Wednesday, July 22, 2015

How the leaders stack up, literally (almost)

In my column today for the CBC, I compared each of the party's approval ratings by looking at polls conducted since mid-June. The crux of it is that Thomas Mulcair's numbers are good and getting better, Justin Trudeau's are middling and getting worse, and Stephen Harper's are bad and not improving. Click on the link for the full analysis.

It is interesting to do a regional comparison of the leaders, though, to see how they stack up. In the chart below, I've ordered the three leaders according to their net approval ratings (approval minus disapproval).

The first thing you see is that there is a clear order for the three leaders. Mulcair is on top, Trudeau in the middle, and Harper at the bottom. This is because Mulcair's approval ratings are all a net positive, Trudeau's are mostly breaking even, and Harper's are mostly negative.

But there are a few interesting divergences from this.

Start with Mulcair. His approval rating in Quebec is stellar, and it is also very good in British Columbia. This is important as these are the NDP's two keys to a minority government. But he also has good scores in Atlantic Canada and Ontario.

His popularity drops off in the West, however. He is less popular in the Prairies and Alberta than Trudeau is in Atlantic Canada and British Columbia, while he ties Harper in Alberta. That latter score is actually quite good, relatively speaking. Harper is from Alberta after all.

For Trudeau, he only has good numbers in Atlantic Canada, where he is more popular than Harper is in any part of the country. The same can be said for his modest result in British Columbia. He breaks even in Quebec, the Prairies, and Ontario, but that puts him low on the table.

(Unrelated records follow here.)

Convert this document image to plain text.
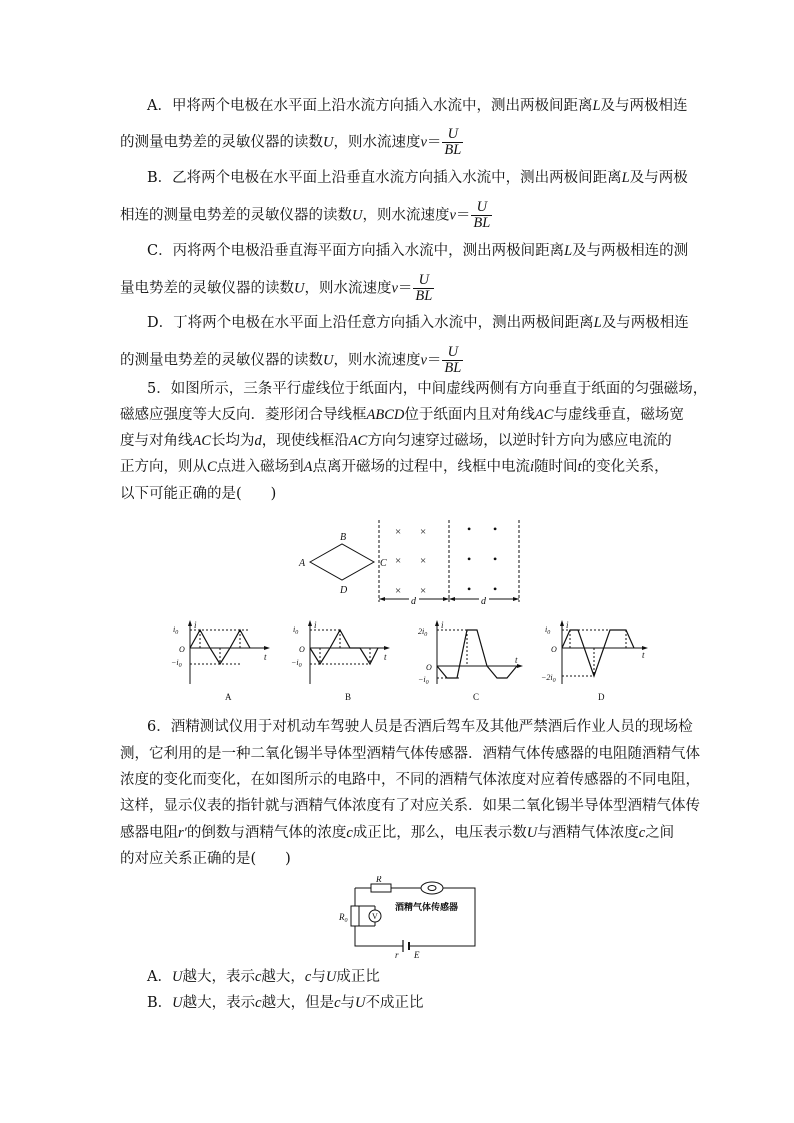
A．甲将两个电极在水平面上沿水流方向插入水流中，测出两极间距离L及与两极相连
的测量电势差的灵敏仪器的读数U，则水流速度$v= \frac{U}{BL}$
B．乙将两个电极在水平面上沿垂直水流方向插入水流中，测出两极间距离L及与两极
相连的测量电势差的灵敏仪器的读数U，则水流速度$v= \frac{U}{BL}$
C．丙将两个电极沿垂直海平面方向插入水流中，测出两极间距离L及与两极相连的测
量电势差的灵敏仪器的读数U，则水流速度$v= \frac{U}{BL}$
D．丁将两个电极在水平面上沿任意方向插入水流中，测出两极间距离L及与两极相连
的测量电势差的灵敏仪器的读数U，则水流速度$v= \frac{U}{BL}$
5．如图所示，三条平行虚线位于纸面内，中间虚线两侧有方向垂直于纸面的匀强磁场，
磁感应强度等大反向．菱形闭合导线框ABCD位于纸面内且对角线AC与虚线垂直，磁场宽
度与对角线AC长均为d，现使线框沿AC方向匀速穿过磁场，以逆时针方向为感应电流的
正方向，则从C点进入磁场到A点离开磁场的过程中，线框中电流i随时间t的变化关系，
以下可能正确的是(　　)
A
B
C
D
× ×
× ×
× ×
• •
• •
• •
d	d
i
t
O
$i_0$
$-i_0$
A
i
t
O
$i_0$
$-i_0$
B
i
t
O
$2i_0$
$-i_0$
C
i
t
O
$i_0$
$-2i_0$
D
6．酒精测试仪用于对机动车驾驶人员是否酒后驾车及其他严禁酒后作业人员的现场检
测，它利用的是一种二氧化锡半导体型酒精气体传感器．酒精气体传感器的电阻随酒精气体
浓度的变化而变化，在如图所示的电路中，不同的酒精气体浓度对应着传感器的不同电阻，
这样，显示仪表的指针就与酒精气体浓度有了对应关系．如果二氧化锡半导体型酒精气体传
感器电阻r′的倒数与酒精气体的浓度c成正比，那么，电压表示数U与酒精气体浓度c之间
的对应关系正确的是(　　)
R
$R_0$	V
酒精气体传感器
r E
A．U越大，表示c越大，c与U成正比
B．U越大，表示c越大，但是c与U不成正比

His very low score in Alberta, though, suggests the party may not have bright chances for a breakthrough. Albertans dislike Trudeau as much as Ontarians dislike Harper. Only in Quebec, British Columbia, and Atlantic Canada, where Harper is deeply unpopular, does anyone score worse than Trudeau in Alberta.

For Harper, none of these numbers are very good. Even his net +2 in Alberta is worrisome for the Conservatives, as that is supposed to be their fortress. His low scores in battleground provinces like Ontario and British Columbia do not bode well for a Conservative re-election, and he is plumbing the depths of unpopularity in Atlantic Canada.

If there is a silver lining for Harper, it is that he leaves few people unmoved. That means that his low scores still give him an approval rating of 30% or more in Alberta, the Prairies, and Ontario. Enough to keep him competitive, if those people who approve of him go out and vote for him. But he's a long way from a majority government at these numbers.

Just for fun, let's calculate how each of the parties would do if they could replicate their leaders' approval ratings in every region of the country. To do this, I've reduced (or increased, as need be) the support of other parties equally to accommodate for the adjustments.

For the Conservatives, they would still be in it - but only just. The Conservatives would win 127 seats, putting them nearly in a tie with the NDP and far from majority status.

That might seem pretty good, considering how bad Harper's numbers look and where the Conservatives stand in the polls right now. But when we compare it to what Mulcair's and Trudeau's approval ratings would produce, we see how far Harper trails.

If the Liberals replicated Trudeau's approval ratings at the ballot box, the Liberals would fall just short of a majority - but close enough that it would still be possible. They'd win 165 seats, taking 65 in Ontario, 35 in Quebec, 25 in Atlantic Canada, and 21 in British Columbia. The NDP and Conservatives would be in a tight race for runner-up spot.

It would not be nearly as competitive in the NDP's scenario, though. If the NDP replicated Mulcair's approval ratings, the party would win a landslide. The model would give the NDP 257 seats, with the Conservatives and Liberals splitting 80 seats between them. The NDP would win all but three seats in both B.C. and Quebec, and almost 100 in Ontario. If Mulcair's approval rating represents a ceiling for the NDP, then the sky is (nearly) the limit.

This simple exercise shows how Mulcair and Trudeau are draws for their party, whereas Harper does about as well as his party is doing. After more than 11 years as leader, Canadians may see Harper and the Conservative Party as inseparable.